Güvenceli iş ve insanca çalışma koşulları için, belediyede taşeron sistemine son verilmelidir.

Atatürk Spor ve Yaşam Köyü, Barış Manço Kreşi, Türkan Saylan Kız Öğrenci Misafirhanesi gibi birimlerden çok sayıda hemşire, öğretmen, yönetici, temizlik personeli ve antrenörü de kapsayan güvencesizlik sorunu sebebiyle geçtiğimiz ay işçiler Belediye-iş Sendikası’na üye oldu.
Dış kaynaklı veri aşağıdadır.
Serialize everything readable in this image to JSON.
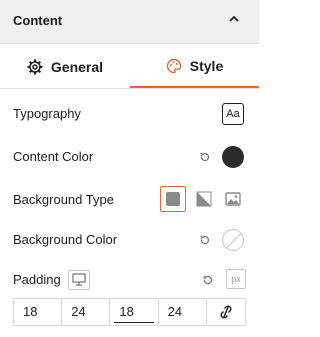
{
  "panel": {
    "section_title": "Content",
    "tabs": [
      {
        "label": "General",
        "icon": "gear-icon",
        "active": false
      },
      {
        "label": "Style",
        "icon": "palette-icon",
        "active": true
      }
    ],
    "accent_color": "#e2683b"
  },
  "typography": {
    "label": "Typography",
    "button_text": "Aa"
  },
  "content_color": {
    "label": "Content Color",
    "value": "#2b2b2b"
  },
  "background_type": {
    "label": "Background Type",
    "options": [
      "solid-color-icon",
      "gradient-icon",
      "image-icon"
    ],
    "selected": "solid-color-icon"
  },
  "background_color": {
    "label": "Background Color",
    "value": "none"
  },
  "padding": {
    "label": "Padding",
    "device_icon": "desktop-icon",
    "unit": "px",
    "values": [
      "18",
      "24",
      "18",
      "24"
    ],
    "linked_icon": "unlink-icon"
  }
}
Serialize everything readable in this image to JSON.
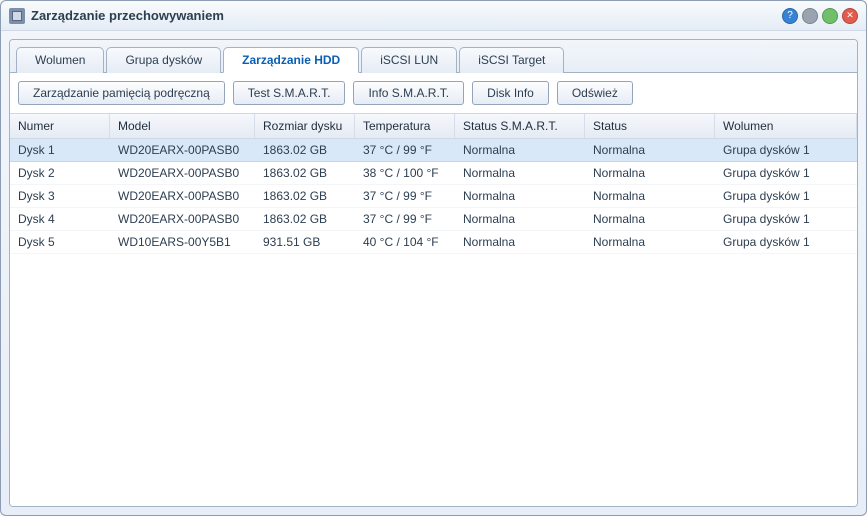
{
  "window": {
    "title": "Zarządzanie przechowywaniem"
  },
  "tabs": [
    {
      "label": "Wolumen",
      "active": false
    },
    {
      "label": "Grupa dysków",
      "active": false
    },
    {
      "label": "Zarządzanie HDD",
      "active": true
    },
    {
      "label": "iSCSI LUN",
      "active": false
    },
    {
      "label": "iSCSI Target",
      "active": false
    }
  ],
  "toolbar": {
    "cache": "Zarządzanie pamięcią podręczną",
    "smart_test": "Test S.M.A.R.T.",
    "smart_info": "Info S.M.A.R.T.",
    "disk_info": "Disk Info",
    "refresh": "Odśwież"
  },
  "columns": {
    "number": "Numer",
    "model": "Model",
    "size": "Rozmiar dysku",
    "temp": "Temperatura",
    "smart_status": "Status S.M.A.R.T.",
    "status": "Status",
    "volume": "Wolumen"
  },
  "rows": [
    {
      "number": "Dysk 1",
      "model": "WD20EARX-00PASB0",
      "size": "1863.02 GB",
      "temp": "37 °C / 99 °F",
      "smart_status": "Normalna",
      "status": "Normalna",
      "volume": "Grupa dysków 1",
      "selected": true
    },
    {
      "number": "Dysk 2",
      "model": "WD20EARX-00PASB0",
      "size": "1863.02 GB",
      "temp": "38 °C / 100 °F",
      "smart_status": "Normalna",
      "status": "Normalna",
      "volume": "Grupa dysków 1",
      "selected": false
    },
    {
      "number": "Dysk 3",
      "model": "WD20EARX-00PASB0",
      "size": "1863.02 GB",
      "temp": "37 °C / 99 °F",
      "smart_status": "Normalna",
      "status": "Normalna",
      "volume": "Grupa dysków 1",
      "selected": false
    },
    {
      "number": "Dysk 4",
      "model": "WD20EARX-00PASB0",
      "size": "1863.02 GB",
      "temp": "37 °C / 99 °F",
      "smart_status": "Normalna",
      "status": "Normalna",
      "volume": "Grupa dysków 1",
      "selected": false
    },
    {
      "number": "Dysk 5",
      "model": "WD10EARS-00Y5B1",
      "size": "931.51 GB",
      "temp": "40 °C / 104 °F",
      "smart_status": "Normalna",
      "status": "Normalna",
      "volume": "Grupa dysków 1",
      "selected": false
    }
  ]
}
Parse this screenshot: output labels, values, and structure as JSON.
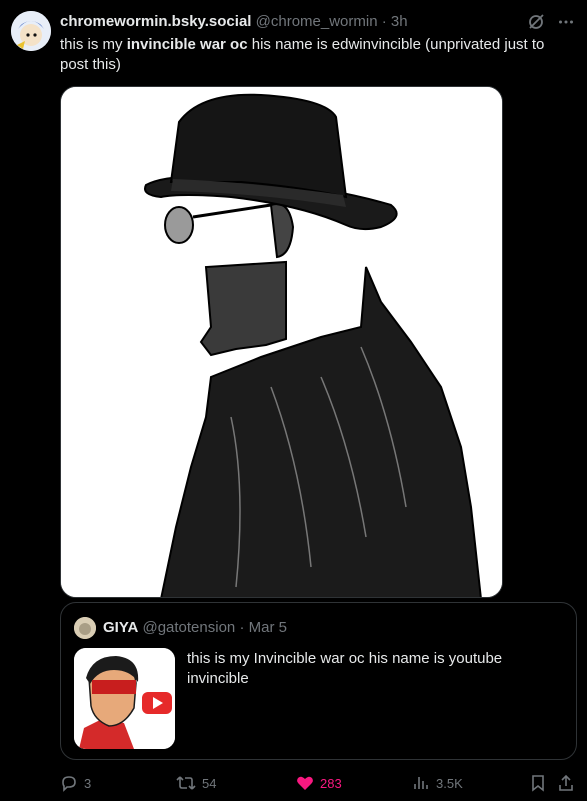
{
  "post": {
    "display_name": "chromewormin.bsky.social",
    "handle": "@chrome_wormin",
    "separator": "·",
    "time": "3h",
    "text_before": "this is my ",
    "text_bold": "invincible war oc",
    "text_after": " his name is edwinvincible (unprivated just to post this)"
  },
  "quote": {
    "display_name": "GIYA",
    "handle": "@gatotension",
    "separator": "·",
    "date": "Mar 5",
    "text": "this is my Invincible war oc his name is youtube invincible"
  },
  "actions": {
    "replies": "3",
    "reposts": "54",
    "likes": "283",
    "views": "3.5K"
  },
  "colors": {
    "background": "#000000",
    "text": "#e7e9ea",
    "muted": "#71767b",
    "like": "#f91880",
    "border": "#2f3336"
  },
  "icons": [
    "grok-icon",
    "more-icon",
    "reply-icon",
    "repost-icon",
    "heart-icon",
    "views-icon",
    "bookmark-icon",
    "share-icon"
  ]
}
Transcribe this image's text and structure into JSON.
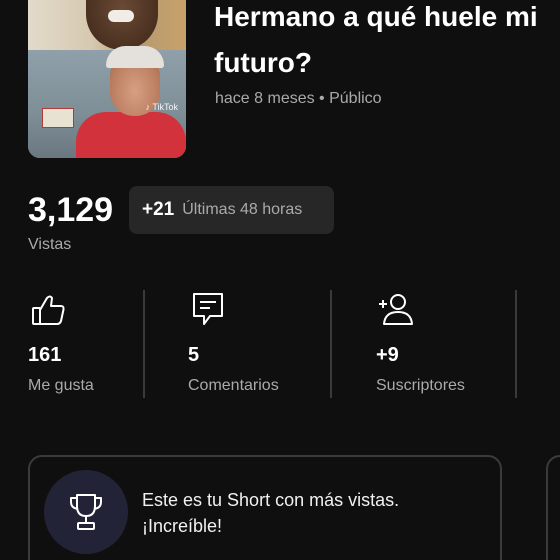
{
  "video": {
    "title": "Hermano a qué huele mi futuro?",
    "meta": "hace 8 meses • Público",
    "watermark": "TikTok"
  },
  "views": {
    "count": "3,129",
    "label": "Vistas",
    "delta_value": "+21",
    "delta_label": "Últimas 48 horas"
  },
  "stats": [
    {
      "icon": "thumbs-up-icon",
      "value": "161",
      "label": "Me gusta"
    },
    {
      "icon": "comment-icon",
      "value": "5",
      "label": "Comentarios"
    },
    {
      "icon": "add-subscriber-icon",
      "value": "+9",
      "label": "Suscriptores"
    }
  ],
  "achievement": {
    "icon": "trophy-icon",
    "line1": "Este es tu Short con más vistas.",
    "line2": "¡Increíble!"
  },
  "colors": {
    "background": "#0f0f0f",
    "primary_text": "#ffffff",
    "secondary_text": "#aaaaaa",
    "chip": "#272727",
    "trophy_circle": "#232337"
  }
}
Çoğunluk tespiti sürecinin işçilerin lehine gerçekleşmesi üzerine yetki aşamasına gelinen örgütlülük sürecinde, işçiler işlerini kaybetme korkusu yaşıyor.

27 Ağustos 2014 günü ikisi hemşire, dördü öğretmen olmak üzere altı çalışanın işlerine son verildiği bildirilirken, diğer birimlerde çalışan işçilere belediye yetkililerince ‘1 Eylül’den sonra işe gelmeyin’ denildiği söyleniyor.

Taşeron işçiler arasında iş güvencesi kaygısı yaşanırken, işlerini kaybetmeme ve insani koşullarda çalışma koşulları için, birbirlerine kenetlenerek öncelikle işlerine sahip çıkma kararlılığı da giderek artıyor.

CHP’li Belediye Başkanı Bülent Kerimoğlu ve diğer yetkililere Emek.org.tr olarak soruyoruz:

– Meydanlarda, kürsülerde piar çalışmanızın en önemli unsuru olan ‘emeğe ve emekçiye saygı, sendikal hak ve özgürlükler, taşeron uygulamasının kaldırılması’ gibi vaatlerinizin, yalnızca vaat olduğunu kabul ediyor musunuz?

– Taşeronlaşma ve işten çıkartma, sosyal demokrat belediyecilik anlayışının ilk icraatları arasında kaçıncı sırayı alıyor?

– Başta Ataköy sahili olmak üzere kenti sermaye adına yağmalayan dev projelere siyasi kaygılar ve amaçlar güderek onay mı vereceksiniz, yoksa sık sık atıfta bulunduğunuz Gezi Direnişi’nin öz itibariyle anlayışına uygun olan tavrı mı takınacaksınız?

Emek.org.tr olarak sözümüzü emekten ve insandan yana söylüyor ve sürecin takipçisi olarak sayfalarımıza taşıyacağımızı bildiriyoruz.